Development of electrically-conducting biohybrid materials based on electroactive bacteria and conjugated polymers: Review and perspectives

The application of conjugated polymers (CPs) in charge storage devices, biosensors, and microbial fuel cells increased their importance in the field of electronics. To reveal their full potential, CPs can be modified with the use of various doping ions, ionic liquids, as well as nano and biomaterials. Recently, immobilization of electroactive bacteria within CPs has emerged as a new route towards extending the applicability of CPs.
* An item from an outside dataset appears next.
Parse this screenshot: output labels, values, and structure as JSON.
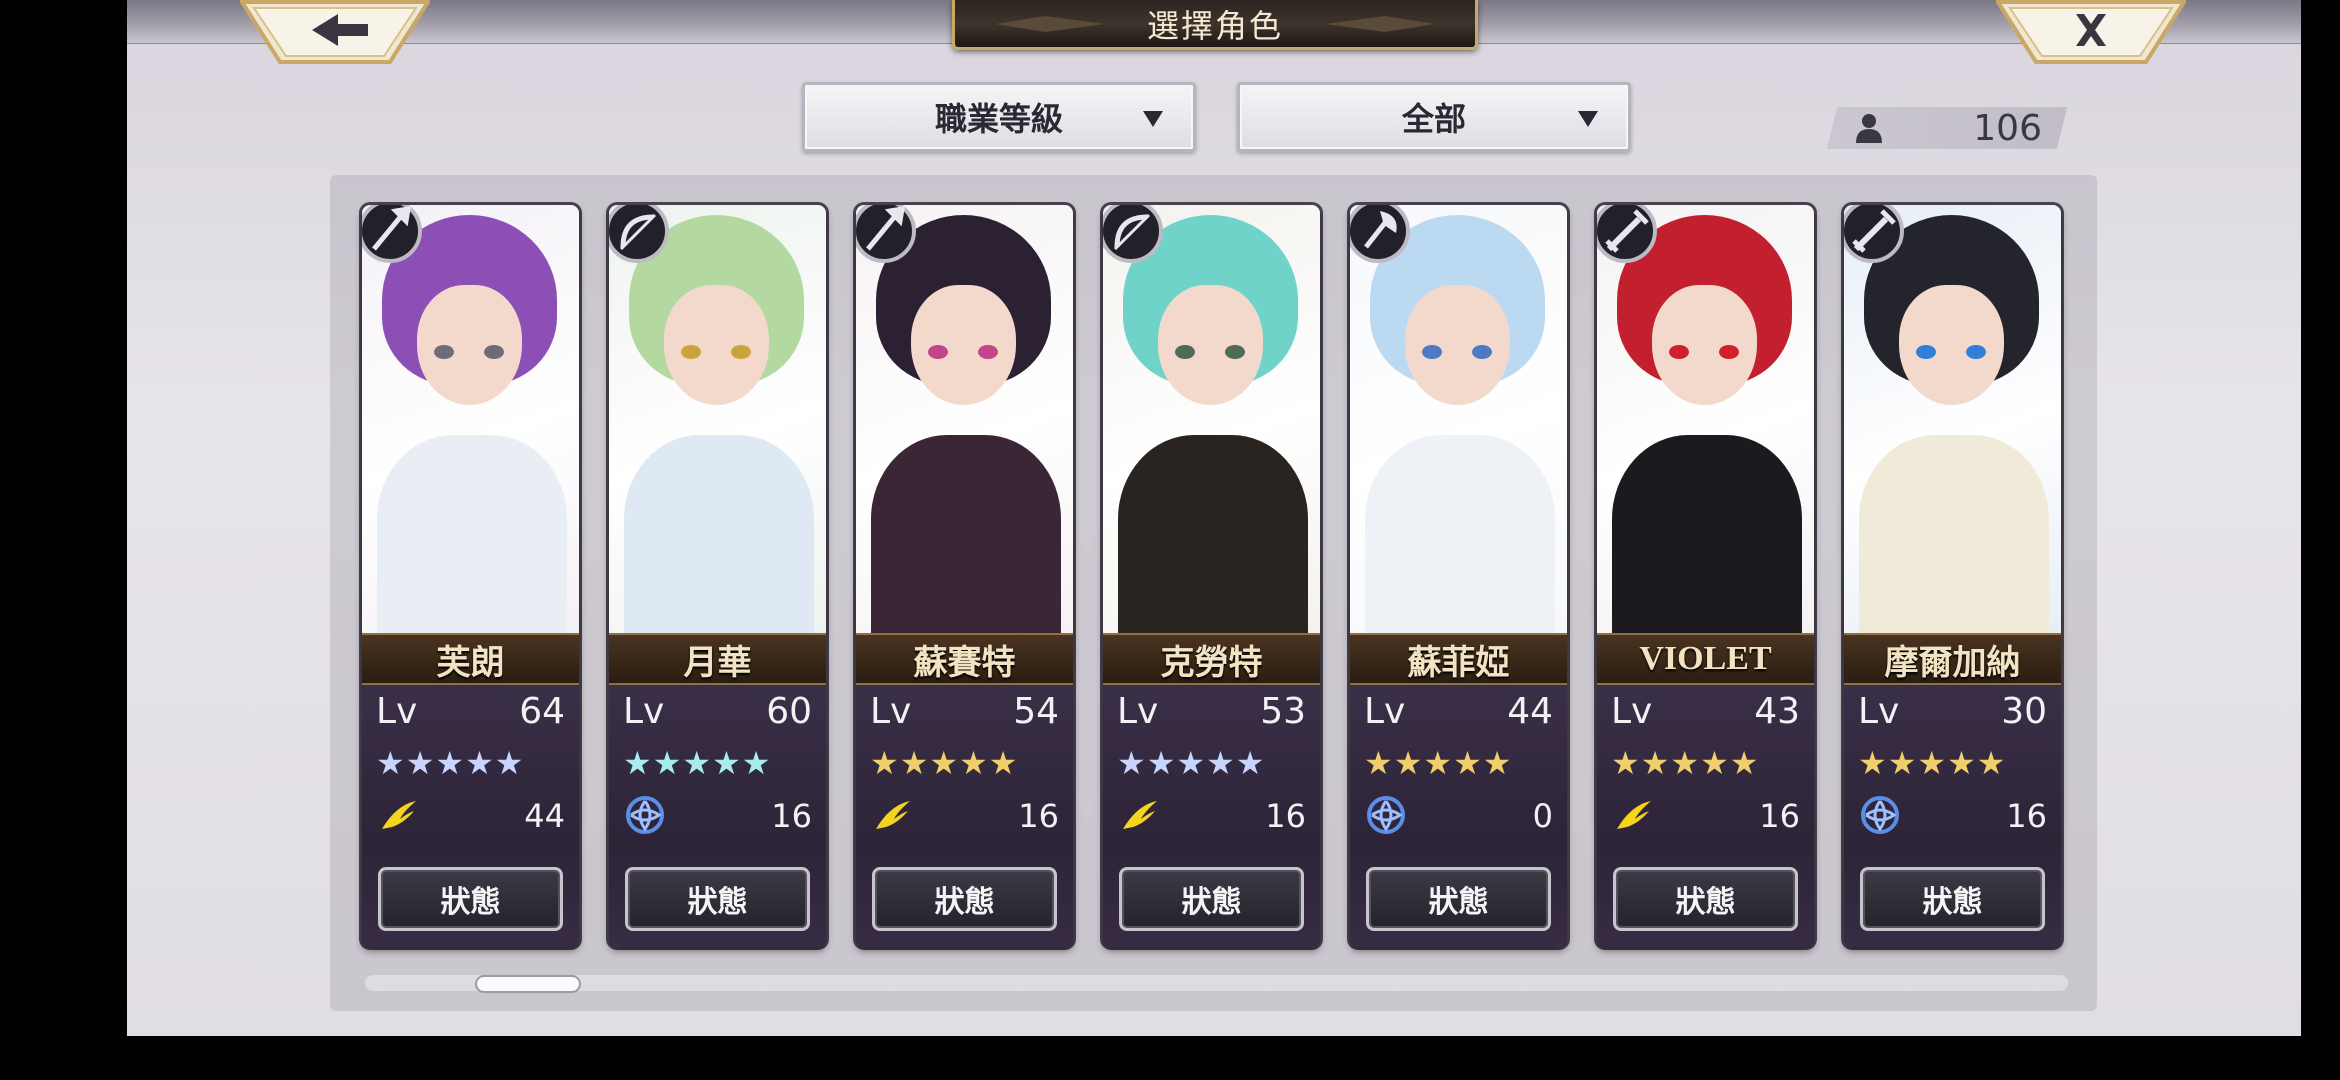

The presence of extracellular polymeric substances, opposite charged components of a bacterial cell wall, c-cyto-chromes, pili, and electron shuttles has been shown to mediate the extracellular electron transfer making CPs-bacteria biohybrids effective in electrical conductivity and charge storage. The key role in the development of electrically-conducting biohybrid materials is played by the process of bacteria immobilization, which should allow for an effective electron transfer between CPs and electroactive bacteria. Consequently, the surface of CPs and electroactive bacteria should be compatible with each other in terms of surface wettability, roughness, charge carriers, and delocalization of electrons. The aim of this review is to summarize recent attempts in the effective immobilization of the whole bacterial cells and their proteins on the surface or within CPs, particularly poly(3,4-ethylenedioxythiophene) and polypyrrole, to design novel type of electrically-conducting biohybrid materials with the potential applicability in organic electronics and bioelectronics.

Automated summary

The application of conjugated polymers in electronics, particularly in charge storage devices, biosensors, and microbial fuel cells, has been increasing. Recent studies have shown that immobilization of electroactive bacteria within conjugated polymers can enhance their electrical conductivity and charge storage. This review summarizes recent attempts to immobilize whole bacterial cells and their proteins on the surface or within conjugated polymers, such as poly(3,4-ethylenedioxythiophene) and polypyrrole, in order to design novel electrically-conducting biohybrid materials with potential applications in organic electronics and bioelectronics.